Harvard Divinity School
Religious Pluralism in the
Ethnic Press of Flushing, Queens
Project Description
The Flushing section of Queens, New York, is one of the most ethnically and religiously diverse places in the world. On Flushing's main streets, commerce bustles side by side with religion: Hindu and Buddhist temples, Muslim mosques, and Korean Presbyterian churches brush shoulders with Chinese greengrocers, halal butchers, and storefront English as a Second Language schools. A glance at the right Flushing newsstand also reveals a polyglot flurry of diversity among the newspapers available. In Urdu, Hindi, English, Spanish, and Chinese -- and often bilingually -- these papers speak to a recent boom in New York's ethnic and immigrant newspapers, what the New York Independent Press Association has characterized as an explosion of the ethnic press.
Some of these papers present explicitly religious identities; others are without religious affiliation. Across the board, however, the ethnic press is striking in its coverage of religious events and issues. Local religious celebrations, interfaith organizations and events, religious conflicts in the group's home country or region: all of these receive far greater attention in ethnic and immigrant papers than in their mainstream counterparts.

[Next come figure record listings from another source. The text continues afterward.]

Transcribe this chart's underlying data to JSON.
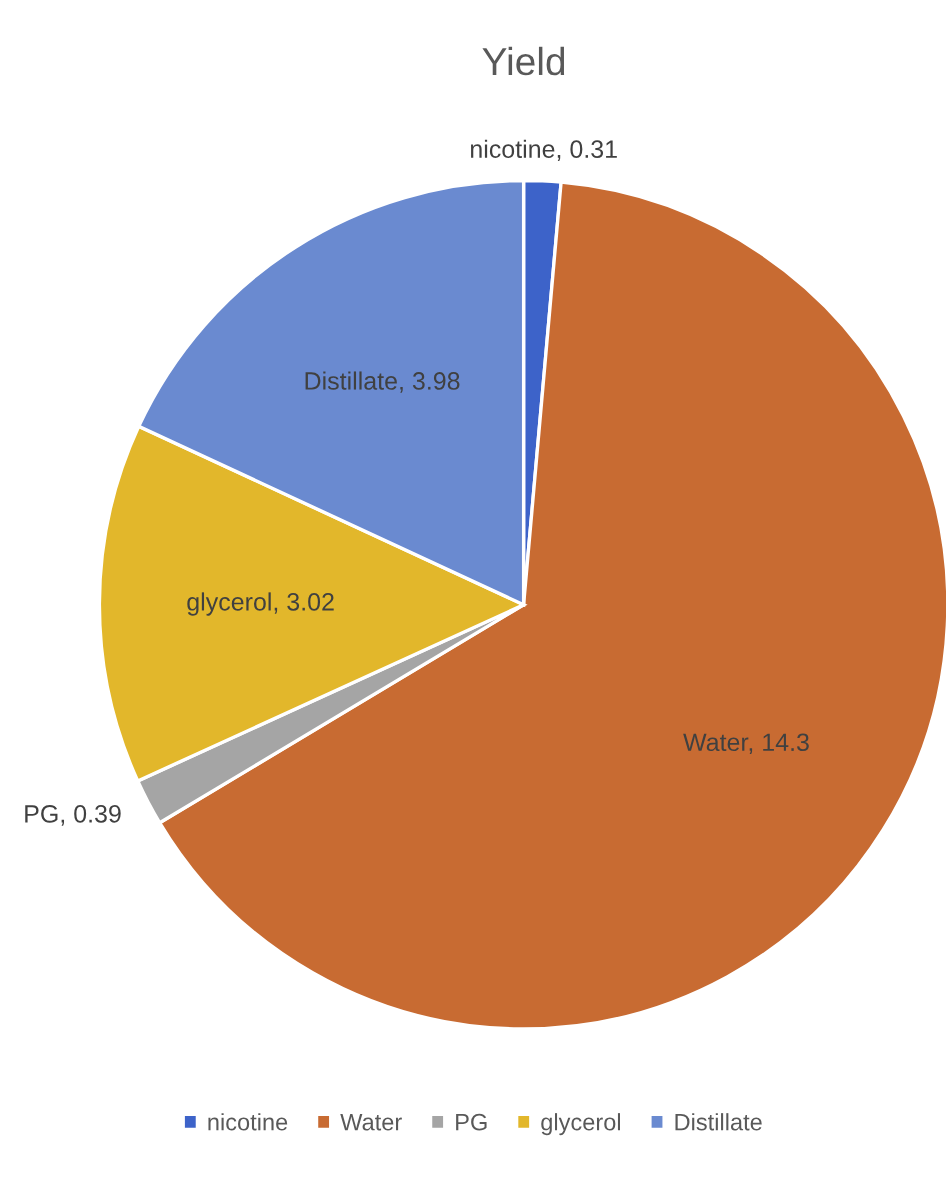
{
  "chart_data": {
    "type": "pie",
    "title": "Yield",
    "categories": [
      "nicotine",
      "Water",
      "PG",
      "glycerol",
      "Distillate"
    ],
    "values": [
      0.31,
      14.3,
      0.39,
      3.02,
      3.98
    ],
    "colors": [
      "#3d63c9",
      "#c86b32",
      "#a5a5a5",
      "#e2b72b",
      "#6a8ad0"
    ],
    "value_labels": [
      "nicotine, 0.31",
      "Water, 14.3",
      "PG, 0.39",
      "glycerol, 3.02",
      "Distillate, 3.98"
    ],
    "legend": "bottom"
  }
}
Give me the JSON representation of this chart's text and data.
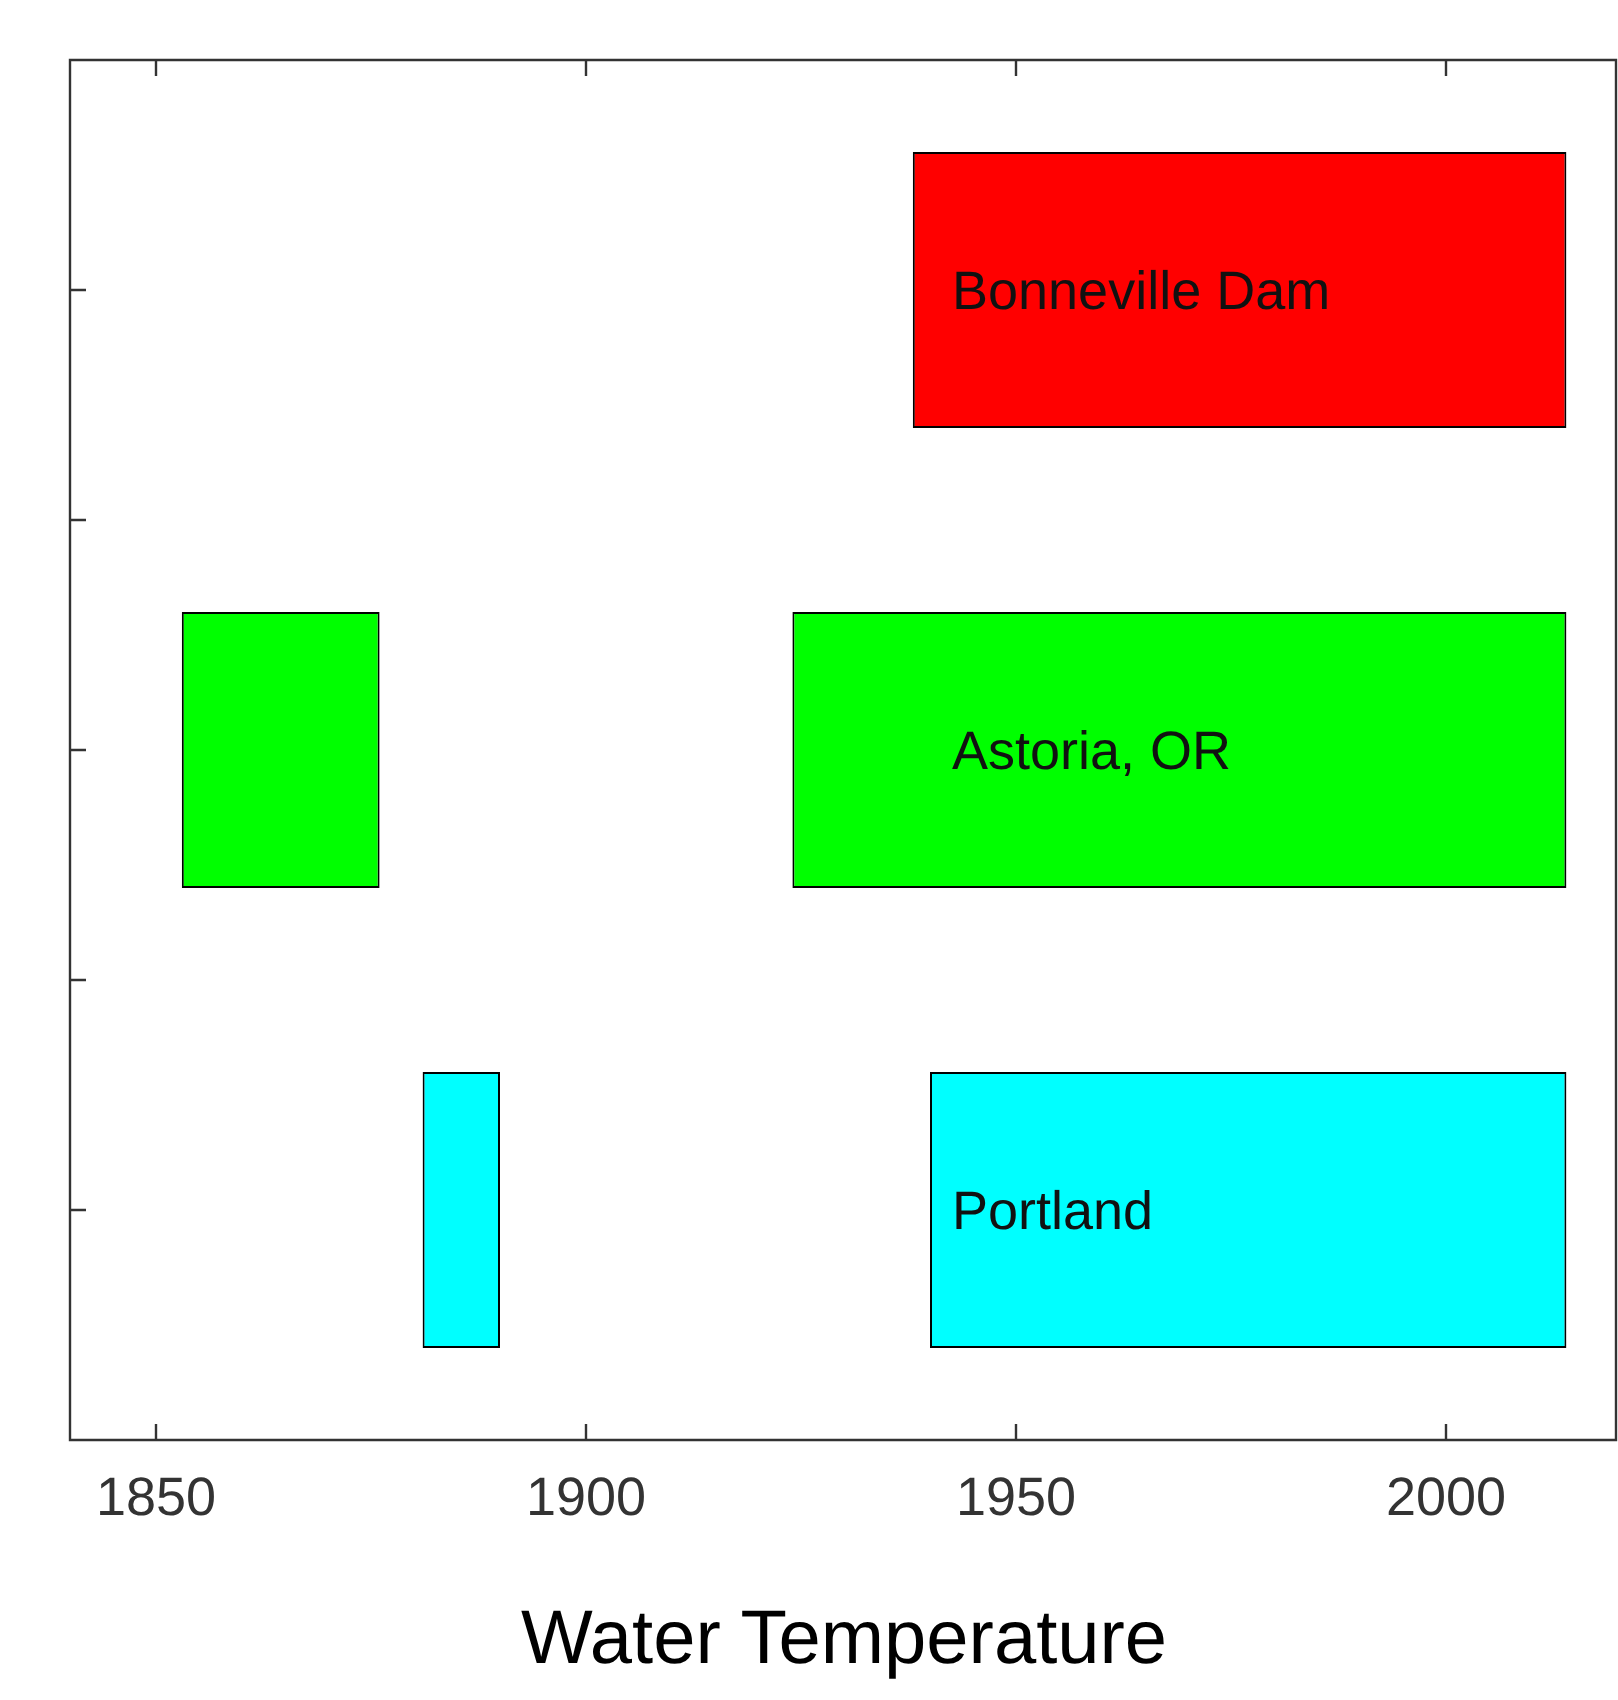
{
  "chart_data": {
    "type": "bar",
    "orientation": "horizontal",
    "xlabel": "Water Temperature",
    "categories": [
      "Bonneville Dam",
      "Astoria, OR",
      "Portland"
    ],
    "series": [
      {
        "colors": [
          "#ff0000",
          "#00ff00",
          "#00ffff"
        ],
        "base": [
          1938,
          1924,
          1940
        ],
        "values": [
          76,
          90,
          74
        ]
      },
      {
        "colors": [
          "#ff0000",
          "#00ff00",
          "#00ffff"
        ],
        "base": [
          null,
          1853,
          1881
        ],
        "values": [
          null,
          23,
          9
        ]
      }
    ],
    "xlim": [
      1840,
      2020
    ],
    "xticks": [
      1850,
      1900,
      1950,
      2000
    ],
    "tick_labels": "x",
    "grid": false,
    "legend": false
  }
}
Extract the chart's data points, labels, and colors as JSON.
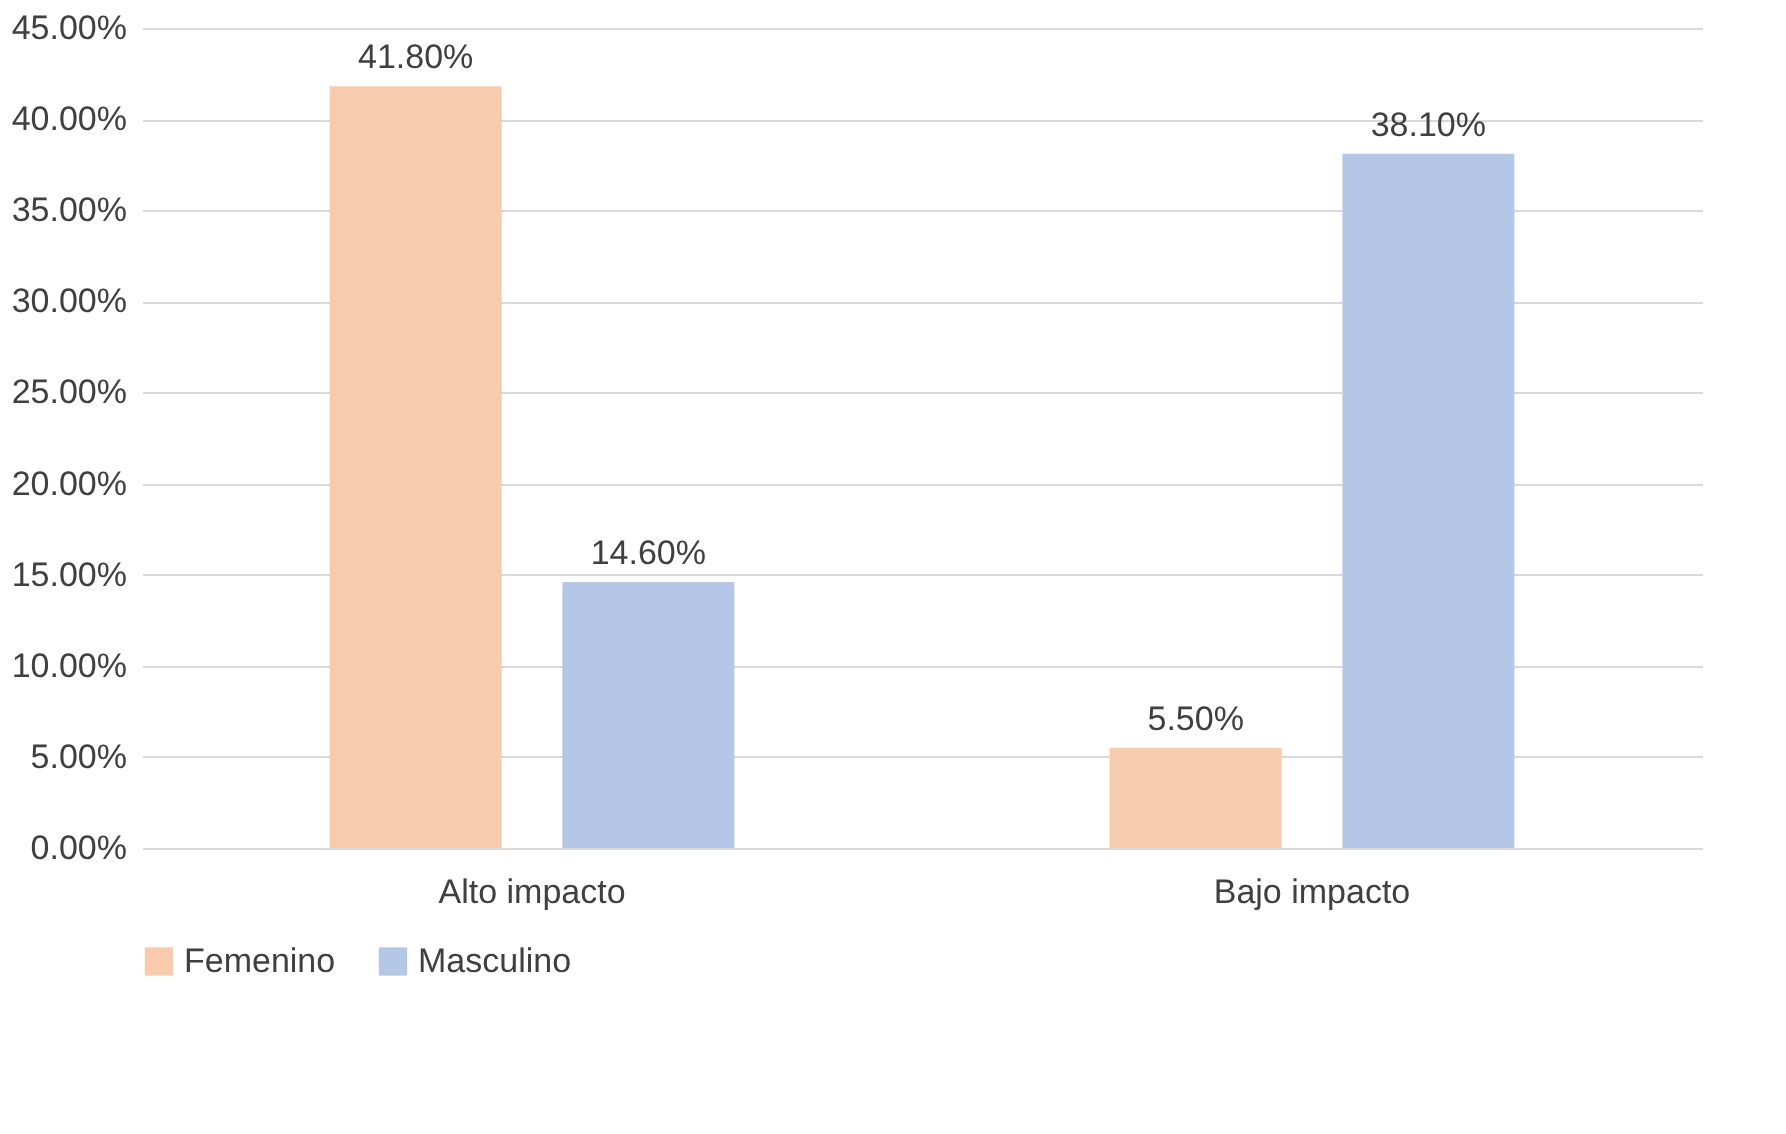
{
  "chart_data": {
    "type": "bar",
    "categories": [
      "Alto impacto",
      "Bajo impacto"
    ],
    "series": [
      {
        "name": "Femenino",
        "color": "#f8cbad",
        "values": [
          41.8,
          5.5
        ],
        "value_labels": [
          "41.80%",
          "5.50%"
        ]
      },
      {
        "name": "Masculino",
        "color": "#b4c7e7",
        "values": [
          14.6,
          38.1
        ],
        "value_labels": [
          "14.60%",
          "38.10%"
        ]
      }
    ],
    "ylim": [
      0,
      45
    ],
    "yticks": [
      {
        "value": 0,
        "label": "0.00%"
      },
      {
        "value": 5,
        "label": "5.00%"
      },
      {
        "value": 10,
        "label": "10.00%"
      },
      {
        "value": 15,
        "label": "15.00%"
      },
      {
        "value": 20,
        "label": "20.00%"
      },
      {
        "value": 25,
        "label": "25.00%"
      },
      {
        "value": 30,
        "label": "30.00%"
      },
      {
        "value": 35,
        "label": "35.00%"
      },
      {
        "value": 40,
        "label": "40.00%"
      },
      {
        "value": 45,
        "label": "45.00%"
      }
    ],
    "grid": "y",
    "legend": "bottom"
  }
}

Persistently, the writers and editors of these papers address not just their own religious identities but those of both their Queens neighbors and American public figures farther afield.
This project will combine textual analysis and ethnographic interviewing to explore the ways in which ethnic and immigrant newspapers shape and give language to Flushing residents' experiences of religious plurality. What picture of religious life in Flushing emerges on the pages of these papers, in their articles, letters to the editor, and advertisements? How do the writers, readers, owners, and editors of these papers approach the coverage of religion in Flushing? What networks of communication exist among various papers, and to what extent do the papers of the ethnic press create a shared language of the daily experience of life in one of the most religiously diverse places in the world? In short, how do the many religious groups of Flushing reckon with themselves and each other on the pages of these papers?